Пиздец, если еще в нашем городе двадцатидвухлетний пацан, у которого в кармане есть носовой платок? Точно пижон. Чувствую себя плебеем рядом с графским сыном.
— Не заявит, — усмехаюсь я. — Ты видел, как дрожало это желе?
— Блядь, ты чего, как вампир-пятилетка? — психует Рэм, видя, что я облизываю сбитые заново костяшки и не тороплюсь брать платок. — У меня есть аптечка, если ты такой гордый придурок.
— Не ори, — я все-таки беру белый хлопковый клочок. — Как баба, ей-богу.
— Мозгов у тебя нет. А баба, конечно, я. Вот такие трусы и потом катают заявы, сам-то он домогался беспомощной девчонки, а как прижмет, побежит к ментам.
— Ну, он понимает, что будет разбирательство. Сто пудов понимает, что в крайняк меня отец отмажет. Это мы с тобой знаем, что он не станет вмешиваться до последнего, а ублюдок — нет. Так что последнее, чего он хочет, это — огласка всей этой дурно пахнущей ситуации. Хряк поскулит и сейчас возьмет больничный, чтоб дома пересидеть, пока фингал сойдет…
— Челюсть у него хрустнула подозрительно, — морщится Рэм.
— Нормально хрустнула, — злорадно не соглашаюсь я. — Самое то. Как раз, когда к нему придут с вопросами, говорить сможет.
— С вопросами? Ты не все?
— Этот ублюдок, по-твоему, что? Может продолжать работать в универе? Где на первом курсе девчонкам не всегда есть восемнадцать? Я думаю, соответствующие инстанции должны быть в курсе. Что-то мне подсказывает, что только про него копни поглубже, и полезет еще дерьмецо. Вряд ли он на Инге в первый раз попробовал. Больно нагло.
— Логично. Блядь, блевать тянет, как вспомню. Чего он там ныл? Жене не рассказывайте?
— Ага. Он с ней только сошелся обратно. Я копнул. Она была его студенткой, брак по залету. Думаю, для на самом деле не сюрприз поведение муженька. И ей есть, что рассказать. Я крестную попросил вмешаться. Она весьма заинтересованное лицо. Она собиралась на факультет романтиков дочь отдавать в следующем году. Ира уже на курсы там какие-то сраные ходит.

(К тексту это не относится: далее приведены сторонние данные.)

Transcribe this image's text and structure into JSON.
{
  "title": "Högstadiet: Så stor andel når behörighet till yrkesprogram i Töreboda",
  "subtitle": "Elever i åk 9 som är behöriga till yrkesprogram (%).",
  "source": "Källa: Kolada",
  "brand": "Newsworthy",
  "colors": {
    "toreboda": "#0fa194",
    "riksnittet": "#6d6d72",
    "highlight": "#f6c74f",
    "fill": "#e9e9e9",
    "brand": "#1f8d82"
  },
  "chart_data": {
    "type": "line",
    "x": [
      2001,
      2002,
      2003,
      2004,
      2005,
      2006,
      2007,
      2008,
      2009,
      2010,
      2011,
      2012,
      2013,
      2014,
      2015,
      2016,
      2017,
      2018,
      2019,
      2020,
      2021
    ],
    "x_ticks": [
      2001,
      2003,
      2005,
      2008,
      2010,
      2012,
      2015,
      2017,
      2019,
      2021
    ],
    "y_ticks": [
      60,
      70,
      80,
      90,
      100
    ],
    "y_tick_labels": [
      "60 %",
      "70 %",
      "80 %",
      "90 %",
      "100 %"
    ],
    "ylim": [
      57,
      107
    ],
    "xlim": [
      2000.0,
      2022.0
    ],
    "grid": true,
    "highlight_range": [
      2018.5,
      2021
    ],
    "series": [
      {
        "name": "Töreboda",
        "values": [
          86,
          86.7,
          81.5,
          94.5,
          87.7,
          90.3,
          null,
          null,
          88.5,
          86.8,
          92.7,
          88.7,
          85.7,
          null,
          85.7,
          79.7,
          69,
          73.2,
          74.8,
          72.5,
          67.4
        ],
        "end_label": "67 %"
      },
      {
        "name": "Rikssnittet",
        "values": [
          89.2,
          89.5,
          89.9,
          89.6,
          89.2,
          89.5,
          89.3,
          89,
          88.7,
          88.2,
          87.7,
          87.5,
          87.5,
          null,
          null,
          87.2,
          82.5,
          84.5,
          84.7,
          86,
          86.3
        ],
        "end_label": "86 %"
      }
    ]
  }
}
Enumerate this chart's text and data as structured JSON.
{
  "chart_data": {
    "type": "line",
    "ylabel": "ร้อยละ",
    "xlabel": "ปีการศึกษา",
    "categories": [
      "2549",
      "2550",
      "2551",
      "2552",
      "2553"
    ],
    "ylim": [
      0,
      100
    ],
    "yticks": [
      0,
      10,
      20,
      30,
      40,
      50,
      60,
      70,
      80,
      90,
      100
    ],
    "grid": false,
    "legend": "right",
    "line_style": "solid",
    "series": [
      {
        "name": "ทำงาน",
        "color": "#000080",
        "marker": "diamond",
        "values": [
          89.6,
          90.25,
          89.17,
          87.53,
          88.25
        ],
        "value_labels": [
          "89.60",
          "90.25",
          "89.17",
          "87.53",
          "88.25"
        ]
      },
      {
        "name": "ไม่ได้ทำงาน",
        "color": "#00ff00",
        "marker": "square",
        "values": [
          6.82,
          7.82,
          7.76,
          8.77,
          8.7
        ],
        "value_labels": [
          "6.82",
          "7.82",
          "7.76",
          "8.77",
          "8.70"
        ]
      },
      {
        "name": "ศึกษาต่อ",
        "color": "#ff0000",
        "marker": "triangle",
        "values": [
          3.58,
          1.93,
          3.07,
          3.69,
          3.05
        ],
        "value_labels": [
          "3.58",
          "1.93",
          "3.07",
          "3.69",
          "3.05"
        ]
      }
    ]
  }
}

Как никогда кстати пост крестной в министерстве образования.
Услышав про жену препода, Рэм даже присвистывает:
— Ну и слизняк. Если так посмотреть, мало ты ему втащил. Зря я тебя остановил.
— Я бы мог не остановиться сам, так что правильно все. Надо еще посмотреть, кому там не отсыпали Гореловской ответки…
— Зверю? — подсказывает друг. — Что задумал?
Поднимаю лицо к небу. Оно такое серое, как муть у меня на душе. Даже то, как приятно зудят и ноют костяшки, не приносит облегчения. Блядь, когда изо дня в день живешь среди помоев, перестаешь обращать внимание на их вонь. А потом что-то случается, и открываются глаза. Я жил среди дерьма столько лет. Не замечал его. Или не хотел замечать.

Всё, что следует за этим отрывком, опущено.